Hellish yet oddly Pollyannaish, "Factotum" advises us to pass out drunkenly in a gutter on the sunny side of the street.
Poet, novelist and overall slimeball Charles Bukowski made a literary career out of his own dissipation. He was his own favorite topic, writing extensively and with considerable pride about his dissoluteness. The forgotten years spent on bar stools, the meaningless fights, the degrading sex and the constant flow of numbing, stupefying alcohol were his life and his oeuvre.
If Bukowski did not exist, Hemingway would have had to invent him.
The writer lived to see one movie made more or less about himself, "Barfly," which starred Mickey Rourke as Bukowski's frequent alter ego, Henry Chinaski. Chinaski is also at the center of "Factotum," which is not much different in story. But it is different in tone.
In "Barfly," you wanted to take a shower. And you very much wanted Rourke to take a shower. But the sleaze does not rub off as much in "Factotum."
Matt Dillon, his career on an upswing, stars as Chinaski. Throughout the film, he holds and then loses a number of menial jobs (a factotum is someone with many responsibilities).

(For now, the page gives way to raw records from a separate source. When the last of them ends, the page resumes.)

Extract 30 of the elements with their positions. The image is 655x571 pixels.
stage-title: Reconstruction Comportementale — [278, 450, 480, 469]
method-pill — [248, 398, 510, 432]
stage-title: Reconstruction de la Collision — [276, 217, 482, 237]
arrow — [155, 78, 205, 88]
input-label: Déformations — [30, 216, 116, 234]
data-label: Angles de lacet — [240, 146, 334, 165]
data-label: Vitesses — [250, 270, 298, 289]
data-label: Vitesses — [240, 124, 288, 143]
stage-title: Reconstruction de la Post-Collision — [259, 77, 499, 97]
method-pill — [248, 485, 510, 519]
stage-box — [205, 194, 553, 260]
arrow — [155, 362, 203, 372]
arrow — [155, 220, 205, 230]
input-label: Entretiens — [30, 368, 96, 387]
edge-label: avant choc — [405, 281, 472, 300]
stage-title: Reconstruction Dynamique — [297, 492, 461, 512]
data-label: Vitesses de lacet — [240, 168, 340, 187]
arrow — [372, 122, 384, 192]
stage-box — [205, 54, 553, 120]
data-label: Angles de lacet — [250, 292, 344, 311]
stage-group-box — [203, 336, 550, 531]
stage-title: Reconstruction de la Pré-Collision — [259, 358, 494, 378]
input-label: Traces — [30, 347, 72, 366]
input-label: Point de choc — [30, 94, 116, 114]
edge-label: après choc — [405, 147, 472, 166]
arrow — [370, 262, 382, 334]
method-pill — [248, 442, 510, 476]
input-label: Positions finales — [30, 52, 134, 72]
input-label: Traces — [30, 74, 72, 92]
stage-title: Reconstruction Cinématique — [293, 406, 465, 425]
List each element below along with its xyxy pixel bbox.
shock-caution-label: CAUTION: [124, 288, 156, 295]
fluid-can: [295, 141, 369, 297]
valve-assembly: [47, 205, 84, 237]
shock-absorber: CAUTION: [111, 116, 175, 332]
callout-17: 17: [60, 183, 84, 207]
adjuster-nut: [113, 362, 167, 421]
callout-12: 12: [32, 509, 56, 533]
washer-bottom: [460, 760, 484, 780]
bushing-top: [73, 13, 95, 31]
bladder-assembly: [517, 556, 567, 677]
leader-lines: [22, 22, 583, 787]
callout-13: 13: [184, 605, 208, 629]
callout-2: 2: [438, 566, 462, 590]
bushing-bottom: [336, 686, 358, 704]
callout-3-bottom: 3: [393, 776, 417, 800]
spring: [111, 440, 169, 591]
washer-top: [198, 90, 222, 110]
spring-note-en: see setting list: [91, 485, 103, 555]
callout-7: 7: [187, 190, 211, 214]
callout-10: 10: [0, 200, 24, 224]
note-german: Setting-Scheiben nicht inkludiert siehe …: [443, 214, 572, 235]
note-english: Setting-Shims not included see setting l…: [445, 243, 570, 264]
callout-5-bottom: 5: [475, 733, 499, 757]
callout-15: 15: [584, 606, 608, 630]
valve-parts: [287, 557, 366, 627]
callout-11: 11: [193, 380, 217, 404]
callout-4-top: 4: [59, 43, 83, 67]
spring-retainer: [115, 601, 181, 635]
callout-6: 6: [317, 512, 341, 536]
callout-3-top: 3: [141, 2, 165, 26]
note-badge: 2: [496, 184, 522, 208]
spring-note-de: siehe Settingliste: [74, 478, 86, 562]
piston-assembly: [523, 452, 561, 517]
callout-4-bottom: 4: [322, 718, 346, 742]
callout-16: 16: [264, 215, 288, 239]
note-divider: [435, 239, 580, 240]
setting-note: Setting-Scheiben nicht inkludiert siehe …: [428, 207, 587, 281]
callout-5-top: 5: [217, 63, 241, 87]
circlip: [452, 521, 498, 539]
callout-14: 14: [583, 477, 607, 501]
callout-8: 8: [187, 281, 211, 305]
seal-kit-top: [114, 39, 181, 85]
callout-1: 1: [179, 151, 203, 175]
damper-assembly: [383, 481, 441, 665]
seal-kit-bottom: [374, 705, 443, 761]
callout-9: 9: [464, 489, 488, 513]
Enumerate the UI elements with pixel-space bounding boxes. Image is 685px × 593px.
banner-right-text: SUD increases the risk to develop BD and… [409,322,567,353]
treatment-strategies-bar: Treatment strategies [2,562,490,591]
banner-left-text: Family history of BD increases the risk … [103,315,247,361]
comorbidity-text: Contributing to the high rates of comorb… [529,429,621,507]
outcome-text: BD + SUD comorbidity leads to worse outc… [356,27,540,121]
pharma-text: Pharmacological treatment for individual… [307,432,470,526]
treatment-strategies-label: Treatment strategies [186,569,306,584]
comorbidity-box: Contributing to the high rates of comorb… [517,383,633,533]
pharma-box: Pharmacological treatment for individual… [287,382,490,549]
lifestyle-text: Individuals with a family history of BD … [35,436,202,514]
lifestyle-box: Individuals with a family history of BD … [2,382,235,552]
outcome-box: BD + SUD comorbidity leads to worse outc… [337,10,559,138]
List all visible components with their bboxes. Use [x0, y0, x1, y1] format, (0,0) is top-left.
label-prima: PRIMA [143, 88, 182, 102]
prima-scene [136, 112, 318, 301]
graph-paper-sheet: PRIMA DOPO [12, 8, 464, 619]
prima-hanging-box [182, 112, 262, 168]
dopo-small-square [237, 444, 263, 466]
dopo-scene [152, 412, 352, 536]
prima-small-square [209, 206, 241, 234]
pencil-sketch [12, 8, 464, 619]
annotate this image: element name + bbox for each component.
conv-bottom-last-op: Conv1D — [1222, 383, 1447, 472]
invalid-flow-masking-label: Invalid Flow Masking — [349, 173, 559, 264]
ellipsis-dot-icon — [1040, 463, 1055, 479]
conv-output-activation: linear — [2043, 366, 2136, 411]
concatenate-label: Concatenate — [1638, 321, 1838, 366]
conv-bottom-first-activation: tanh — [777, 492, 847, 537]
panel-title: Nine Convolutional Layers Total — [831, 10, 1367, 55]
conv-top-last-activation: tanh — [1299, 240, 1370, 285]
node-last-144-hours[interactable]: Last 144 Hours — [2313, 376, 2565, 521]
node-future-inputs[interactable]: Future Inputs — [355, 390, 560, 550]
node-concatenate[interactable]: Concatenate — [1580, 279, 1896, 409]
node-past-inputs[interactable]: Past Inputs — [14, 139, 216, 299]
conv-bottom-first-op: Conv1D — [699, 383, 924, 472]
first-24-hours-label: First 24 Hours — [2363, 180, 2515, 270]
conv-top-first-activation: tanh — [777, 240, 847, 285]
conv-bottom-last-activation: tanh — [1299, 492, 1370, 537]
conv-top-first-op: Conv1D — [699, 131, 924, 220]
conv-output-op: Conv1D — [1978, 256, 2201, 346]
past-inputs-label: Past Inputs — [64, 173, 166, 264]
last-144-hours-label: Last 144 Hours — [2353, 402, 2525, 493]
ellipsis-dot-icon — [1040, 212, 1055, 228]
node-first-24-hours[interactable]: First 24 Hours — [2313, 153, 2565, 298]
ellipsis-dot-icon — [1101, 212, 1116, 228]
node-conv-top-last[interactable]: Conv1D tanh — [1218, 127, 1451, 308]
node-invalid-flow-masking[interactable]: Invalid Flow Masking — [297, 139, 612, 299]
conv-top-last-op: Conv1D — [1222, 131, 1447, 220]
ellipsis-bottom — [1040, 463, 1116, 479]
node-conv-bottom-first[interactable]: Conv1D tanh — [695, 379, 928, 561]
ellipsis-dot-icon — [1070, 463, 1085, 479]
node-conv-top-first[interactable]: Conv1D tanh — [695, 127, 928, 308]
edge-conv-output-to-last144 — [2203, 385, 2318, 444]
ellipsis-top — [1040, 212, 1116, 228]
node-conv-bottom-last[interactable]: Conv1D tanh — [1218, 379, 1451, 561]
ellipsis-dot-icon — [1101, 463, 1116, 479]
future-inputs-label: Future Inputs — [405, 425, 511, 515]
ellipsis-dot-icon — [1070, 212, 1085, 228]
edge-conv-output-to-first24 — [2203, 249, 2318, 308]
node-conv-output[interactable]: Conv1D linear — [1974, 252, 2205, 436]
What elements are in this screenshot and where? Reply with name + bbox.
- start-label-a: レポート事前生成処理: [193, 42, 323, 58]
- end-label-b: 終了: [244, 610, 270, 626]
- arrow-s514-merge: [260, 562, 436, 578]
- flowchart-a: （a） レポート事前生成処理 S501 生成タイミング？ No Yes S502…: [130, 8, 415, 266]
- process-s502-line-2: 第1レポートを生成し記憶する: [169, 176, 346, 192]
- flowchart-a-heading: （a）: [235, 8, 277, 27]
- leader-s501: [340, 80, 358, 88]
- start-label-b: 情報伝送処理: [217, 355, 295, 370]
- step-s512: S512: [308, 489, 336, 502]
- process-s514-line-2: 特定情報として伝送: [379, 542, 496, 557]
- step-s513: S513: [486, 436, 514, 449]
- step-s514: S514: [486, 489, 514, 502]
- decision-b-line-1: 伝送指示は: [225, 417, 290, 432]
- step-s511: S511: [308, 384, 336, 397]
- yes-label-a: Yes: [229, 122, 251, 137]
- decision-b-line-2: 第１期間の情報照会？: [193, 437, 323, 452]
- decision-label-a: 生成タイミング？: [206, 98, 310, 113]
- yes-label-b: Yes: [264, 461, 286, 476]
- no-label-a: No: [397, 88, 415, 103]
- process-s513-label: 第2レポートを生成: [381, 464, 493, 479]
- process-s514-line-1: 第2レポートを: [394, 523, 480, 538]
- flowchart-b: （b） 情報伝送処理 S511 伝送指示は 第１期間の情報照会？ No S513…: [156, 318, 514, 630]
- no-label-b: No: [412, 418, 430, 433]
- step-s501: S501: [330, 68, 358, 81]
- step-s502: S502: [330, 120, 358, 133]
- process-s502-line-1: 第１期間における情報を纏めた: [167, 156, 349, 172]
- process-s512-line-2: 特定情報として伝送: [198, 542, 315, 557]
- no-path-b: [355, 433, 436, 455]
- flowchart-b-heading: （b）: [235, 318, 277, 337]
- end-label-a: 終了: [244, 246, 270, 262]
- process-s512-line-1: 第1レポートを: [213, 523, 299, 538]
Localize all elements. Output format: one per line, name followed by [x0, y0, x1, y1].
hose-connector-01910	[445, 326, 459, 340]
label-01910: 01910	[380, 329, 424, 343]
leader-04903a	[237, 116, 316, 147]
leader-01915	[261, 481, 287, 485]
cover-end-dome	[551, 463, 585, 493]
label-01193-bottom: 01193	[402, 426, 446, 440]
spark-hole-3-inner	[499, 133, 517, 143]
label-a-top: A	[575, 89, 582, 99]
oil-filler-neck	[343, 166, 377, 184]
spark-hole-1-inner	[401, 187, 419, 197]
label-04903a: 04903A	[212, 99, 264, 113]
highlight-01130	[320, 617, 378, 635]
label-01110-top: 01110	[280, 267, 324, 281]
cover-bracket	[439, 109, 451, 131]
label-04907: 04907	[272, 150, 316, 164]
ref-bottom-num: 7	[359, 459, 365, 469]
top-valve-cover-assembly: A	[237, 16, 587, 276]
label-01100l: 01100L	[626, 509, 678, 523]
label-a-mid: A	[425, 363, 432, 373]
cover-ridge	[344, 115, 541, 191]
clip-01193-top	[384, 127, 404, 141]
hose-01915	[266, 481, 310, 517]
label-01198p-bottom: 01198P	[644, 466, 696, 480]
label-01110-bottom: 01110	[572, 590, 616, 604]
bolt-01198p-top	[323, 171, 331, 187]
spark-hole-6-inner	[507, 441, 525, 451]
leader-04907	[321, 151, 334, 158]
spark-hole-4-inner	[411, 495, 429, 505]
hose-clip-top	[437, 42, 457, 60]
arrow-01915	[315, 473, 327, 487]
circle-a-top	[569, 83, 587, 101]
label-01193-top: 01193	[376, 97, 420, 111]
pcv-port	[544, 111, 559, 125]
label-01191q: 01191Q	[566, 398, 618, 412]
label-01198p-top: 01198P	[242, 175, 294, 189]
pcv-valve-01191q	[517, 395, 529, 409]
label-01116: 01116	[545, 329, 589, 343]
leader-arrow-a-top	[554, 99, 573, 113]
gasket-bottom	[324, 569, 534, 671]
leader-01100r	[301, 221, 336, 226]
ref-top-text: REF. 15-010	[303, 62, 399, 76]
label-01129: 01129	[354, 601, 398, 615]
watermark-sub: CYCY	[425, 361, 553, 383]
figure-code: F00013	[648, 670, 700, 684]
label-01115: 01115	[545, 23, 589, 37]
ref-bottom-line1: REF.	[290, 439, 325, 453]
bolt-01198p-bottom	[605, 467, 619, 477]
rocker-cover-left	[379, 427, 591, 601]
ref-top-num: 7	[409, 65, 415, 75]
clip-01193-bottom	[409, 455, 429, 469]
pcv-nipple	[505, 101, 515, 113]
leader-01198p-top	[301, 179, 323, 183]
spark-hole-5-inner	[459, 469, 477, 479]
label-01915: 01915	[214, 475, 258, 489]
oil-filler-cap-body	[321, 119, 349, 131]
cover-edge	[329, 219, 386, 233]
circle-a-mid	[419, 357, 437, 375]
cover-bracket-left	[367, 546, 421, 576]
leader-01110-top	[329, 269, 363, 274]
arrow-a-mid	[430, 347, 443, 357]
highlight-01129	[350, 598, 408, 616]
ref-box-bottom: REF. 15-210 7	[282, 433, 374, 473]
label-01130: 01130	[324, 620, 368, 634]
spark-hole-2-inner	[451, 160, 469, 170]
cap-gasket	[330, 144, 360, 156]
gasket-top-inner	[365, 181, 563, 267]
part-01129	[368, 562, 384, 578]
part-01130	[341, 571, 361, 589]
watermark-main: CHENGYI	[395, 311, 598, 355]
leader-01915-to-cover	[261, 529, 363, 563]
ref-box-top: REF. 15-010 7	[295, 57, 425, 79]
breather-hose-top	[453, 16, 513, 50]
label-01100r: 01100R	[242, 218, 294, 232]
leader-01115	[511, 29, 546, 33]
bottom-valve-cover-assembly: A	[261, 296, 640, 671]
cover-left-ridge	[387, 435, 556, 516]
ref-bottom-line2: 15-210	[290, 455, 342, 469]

It is not that he cannot do the work; it is just that he would rather drink. He fancies himself too good for the job, which he is not. He also thinks of himself as a writer, which he is.
When Chinaski finds a woman who drinks as much as he, he immediately moves in with her. Jan, played by Lili Taylor, is highly sexed (and leaves him with venereal unpleasantness) and, like Chinaski, drowned her personality in booze years ago. Much the same is true of Laura, played by Marisa Tomei, only she also provides him with entree into a small segment of wealthy drunk society.
Chinaski floats through his life in a fog, and so, to an extent, does the movie. It has no particular momentum, no movement toward the resolution of a conflict. Much of the time, it is hard to determine what the conflict is even supposed to be, unless it is Chinaski versus his liver.
A Norwegian filmmaker named Bent Hamer wrote and directed with economy and admirable narrative thriftiness. We don't always know why the film is going where it is going, but it takes us there in style. He is not afraid of subtlety: Laura and Chinaski's arms are synchronized as they drink next to each other at a bar -- a sure cinematic sign of unspoken attraction.
It is true that part of the appeal of "Factotum" is pure schadenfreude, the way it makes us feel better about ourselves because we know that no matter how bad our lives, at least we're better off than these characters.
But it is also well-made and well-acted, with moments of chivalry and poetry. It can be as bracing as that first beer of the morning.